Celebrate the made-up holiday of Backwards Day with funny books that encourage children’s imagination. You can also emphasize the concept of opposites using this theme. Sing Jim Gill’s “Backwards Day,” or do the “Hokey Pokey” but use the opposite of what is sung, such as your foot instead of your hand. For a craft project, make “Shoe Hats” by cutting out shoe pictures and stapling them to headbands.
App: Don’t Let the Pigeon run This App!
Carle, Eric. THE MIXED-UP CHAMELEON. A chameleon wishes he could be like other animals but is soon convinced his color-changing talent is a worthy quality.

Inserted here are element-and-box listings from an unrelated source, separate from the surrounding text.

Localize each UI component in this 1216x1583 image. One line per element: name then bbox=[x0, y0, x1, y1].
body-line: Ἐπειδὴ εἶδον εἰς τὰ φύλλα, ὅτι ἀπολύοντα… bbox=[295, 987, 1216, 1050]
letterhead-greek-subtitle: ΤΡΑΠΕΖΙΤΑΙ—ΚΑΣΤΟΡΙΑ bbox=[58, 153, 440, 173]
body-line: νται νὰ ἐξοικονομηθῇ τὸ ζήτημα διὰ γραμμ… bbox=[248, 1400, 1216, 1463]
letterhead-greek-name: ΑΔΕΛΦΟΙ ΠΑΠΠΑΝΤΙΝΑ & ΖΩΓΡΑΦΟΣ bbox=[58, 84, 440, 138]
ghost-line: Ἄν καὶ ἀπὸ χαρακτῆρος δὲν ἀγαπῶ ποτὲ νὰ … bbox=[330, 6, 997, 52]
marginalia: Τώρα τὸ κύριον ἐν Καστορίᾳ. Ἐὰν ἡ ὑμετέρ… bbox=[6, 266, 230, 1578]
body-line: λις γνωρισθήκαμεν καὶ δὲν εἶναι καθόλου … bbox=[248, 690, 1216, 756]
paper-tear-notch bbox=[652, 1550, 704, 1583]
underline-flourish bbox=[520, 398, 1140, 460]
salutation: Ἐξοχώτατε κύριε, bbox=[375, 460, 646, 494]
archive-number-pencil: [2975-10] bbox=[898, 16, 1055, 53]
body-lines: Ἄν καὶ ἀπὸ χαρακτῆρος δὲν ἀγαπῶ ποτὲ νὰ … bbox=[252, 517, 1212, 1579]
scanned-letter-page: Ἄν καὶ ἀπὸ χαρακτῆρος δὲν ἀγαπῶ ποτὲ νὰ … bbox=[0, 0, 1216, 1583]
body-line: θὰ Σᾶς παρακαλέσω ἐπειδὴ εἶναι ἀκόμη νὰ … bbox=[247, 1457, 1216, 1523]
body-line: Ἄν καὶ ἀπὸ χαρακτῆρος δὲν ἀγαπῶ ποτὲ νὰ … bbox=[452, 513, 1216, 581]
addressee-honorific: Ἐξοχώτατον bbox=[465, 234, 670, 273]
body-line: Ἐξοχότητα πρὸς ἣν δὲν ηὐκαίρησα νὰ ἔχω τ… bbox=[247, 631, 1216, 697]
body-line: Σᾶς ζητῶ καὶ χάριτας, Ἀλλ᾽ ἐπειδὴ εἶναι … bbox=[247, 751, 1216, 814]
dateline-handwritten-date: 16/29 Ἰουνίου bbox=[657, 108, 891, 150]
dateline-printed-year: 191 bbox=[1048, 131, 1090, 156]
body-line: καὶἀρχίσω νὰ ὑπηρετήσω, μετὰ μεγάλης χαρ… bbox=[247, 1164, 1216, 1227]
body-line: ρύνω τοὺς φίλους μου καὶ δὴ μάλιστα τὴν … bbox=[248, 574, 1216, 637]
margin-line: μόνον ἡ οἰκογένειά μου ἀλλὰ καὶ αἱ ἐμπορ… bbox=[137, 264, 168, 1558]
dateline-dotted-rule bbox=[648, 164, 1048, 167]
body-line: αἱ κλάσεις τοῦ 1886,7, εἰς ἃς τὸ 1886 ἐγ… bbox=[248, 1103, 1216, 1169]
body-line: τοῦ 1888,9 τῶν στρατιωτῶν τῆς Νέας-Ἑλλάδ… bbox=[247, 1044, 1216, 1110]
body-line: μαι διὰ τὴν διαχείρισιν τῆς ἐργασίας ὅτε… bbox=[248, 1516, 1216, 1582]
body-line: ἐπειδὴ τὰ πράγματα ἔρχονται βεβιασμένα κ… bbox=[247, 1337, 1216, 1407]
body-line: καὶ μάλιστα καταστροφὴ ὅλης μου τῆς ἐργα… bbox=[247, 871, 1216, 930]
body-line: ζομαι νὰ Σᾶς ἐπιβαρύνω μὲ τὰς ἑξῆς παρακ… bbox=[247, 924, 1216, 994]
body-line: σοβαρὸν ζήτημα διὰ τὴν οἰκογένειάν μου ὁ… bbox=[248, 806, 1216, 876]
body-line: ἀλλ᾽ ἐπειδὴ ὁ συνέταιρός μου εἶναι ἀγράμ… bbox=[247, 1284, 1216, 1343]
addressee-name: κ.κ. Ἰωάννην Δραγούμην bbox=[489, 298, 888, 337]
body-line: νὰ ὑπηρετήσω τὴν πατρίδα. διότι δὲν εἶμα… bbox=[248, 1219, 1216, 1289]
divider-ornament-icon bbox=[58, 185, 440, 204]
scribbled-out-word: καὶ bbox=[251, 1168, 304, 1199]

Cyrus, TANGLE TOWN. The mayor can’t open his door, so he calls for help in this silly story with great wordplay.
Denim, Sue. MAKE WAY FOR DUMB BUNNIES. With clever cartoon illustrations by Dav Pilkey, the Dumb Bunnies do many things backwards or wrong.
Kraus, Ruth. THE BACKWARD DAY. In this classic picture book first published in 1950, a little boy does everything backwards.
Merola, Caroline. THE STORY STARTS HERE. A wolf insists his book start on the back page, and he continues doing things in a contrary way, such as wearing pants on his head.
Most, Bernard. THE COW THAT WENT OINK. The audience will call out the animal sounds in this story that promotes the importance of being bilingual.
Newton, Teddy. DAY & NIGHT. Two blobby creatures represent the title concepts in this book that shows opposites can cooperate.
Rosenthal, Amy K. DUCK! RABBIT! In this clever picture book, the main character could be a duck or a rabbit, depending upon how you view the pictures.
Stevens, Janet. TOPS AND BOTTOMS. Based on an Uncle Remus tale, a rabbit gets the bear to let him keep all the parts of the vegetables that are under the ground.
Wood, Audrey. SILLY SALLY. In this cumulative story, the title character walks to town backwards and upside-down.